Bup: Git based backups - https://github.com/apenwarr/bup

pygy_ · on Nov 22, 2010

In the same vein: Gibak.

http://eigenclass.org/hiki/gibak-backup-system-introduction

http://eigenclass.org/hiki/gibak-0.3.0

https://github.com/pangloss/gibak for an improved fork (last commit in 2008, but still...)

pauldowman · on Nov 22, 2010

Bup looks awesome. All the benefits of rsync plus the ability to do incremental backups.

"Even when a backup is incremental, you don't have to worry about restoring the full backup, then each of the incrementals in turn; an incremental backup acts as if it's a full backup, it just takes less disk space"

.... nice!

silentbicycle · on Nov 22, 2010

Well, sure, git provides an append/log-based distributed hash store. It's probably not what you're looking for, though: It doesn't have a library for efficient in-process access, so you need to spawn a git shell command per operation, with somewhat opinionated semantics. It's also GPL'd.

It's good for prototyping, though. (And I hear it's good at managing changes for source code!)

WALoeIII · on Nov 22, 2010

"It doesn't have a library for efficient in-process access"

https://github.com/mojombo/grit

timf · on Nov 22, 2010

There is a Python port, too:

http://packages.python.org/GitPython/0.3.1/

( http://gitorious.org/git-python )

pauldowman · on Nov 22, 2010

Yep, GitModel uses Grit.

silentbicycle · on Nov 22, 2010

Ah, via Ruby. RUBY?!??! Ah. Delightful.

YECCH

So, uh, can't we just make an efficient, well-designed, C library for accessing those data structures, write BSD-licensed wrappers as consenting adults, and get on with our lives? I'm speechless.

Is writing an append-only log data-structure system really that hard? Ok, then.

holman · on Nov 22, 2010

We use Grit extensively all over GitHub. It works quite well. I've yet to have a seizure from it.

At the same time, we're also funding work on libgit2, which is an efficient, well-designed C library for accessing those data structures. There's also wrappers for consenting adults. http://libgit2.github.com

silentbicycle · on Nov 22, 2010

Thanks for your informative response. Are you interested in a Lua wrapper?

pygy_ · on Nov 22, 2010

I would love to see this happening.

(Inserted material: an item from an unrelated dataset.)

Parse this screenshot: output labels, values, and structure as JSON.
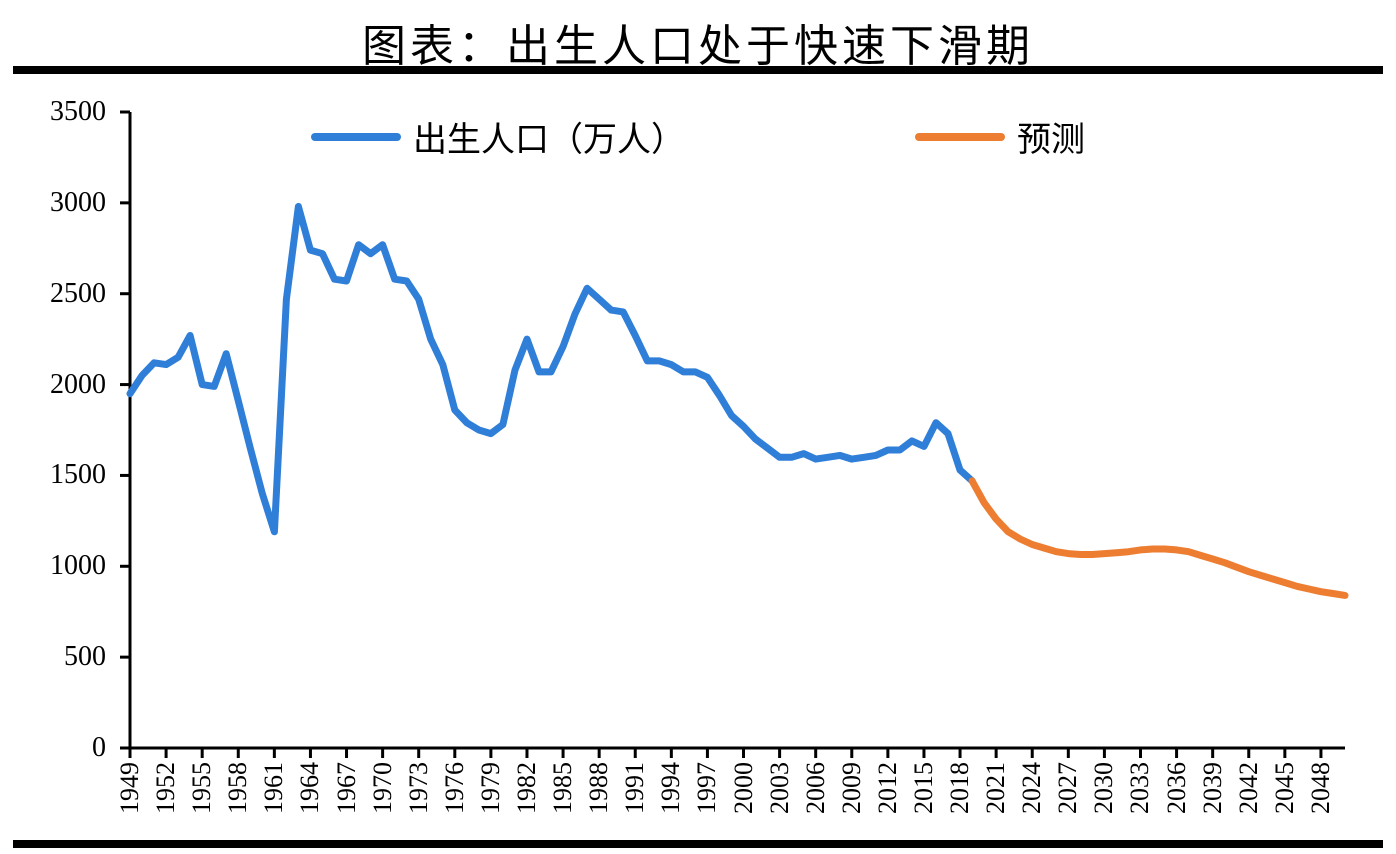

I could then port gitmodel on top of your lib and get a NoSQL DB, easy to sync with a single user desktop app for the iOS platform (in conjunction with Wax).

silentbicycle · on Nov 22, 2010

I may get to it this weekend. I'll keep you posted.

technoweenie · on Nov 22, 2010

Sure: https://github.com/libgit2/libgit2.

aditya · on Nov 22, 2010

What's stopping you?

silentbicycle · on Nov 22, 2010

Git itself works fine, for my purposes. If I wrote a C library for managing git's data structures, it would basically be out of spite. I may make a Lua wrapper for libgit2, though - it's more what I had in mind (though it's too bad it's GPL'd).

I have a library for managing distributed graphs on top of an append-only log file, but it's got different design trade-offs than git does - It's for a specific C/Lua project, and the semantics of the data don't match git's.

asb · on Nov 24, 2010

libgit2 is GPLed, but importantly also has a libgcc-style exception.

Sirupsen · on Nov 22, 2010

This could be interesting for projects where keeping revisions would be handy, for instance a note-taking or document platform.

rlpb · on Nov 22, 2010

Yes - how about Tomboy/gnote integration?

epynonymous · on Nov 22, 2010

have you done any performance tests? how well does git scale in general for when you have billions of files and versions?

this gives me some ideas, good stuff.

zoomzoom · on Nov 22, 2010

i have seen that these huge deployments of git run into problems, that is why git is less than perfect as a system-wide backup tool.

uriel · on Nov 22, 2010

In a somewhat related note, see also Venti: http://doc.cat-v.org/plan_9/4th_edition/papers/venti/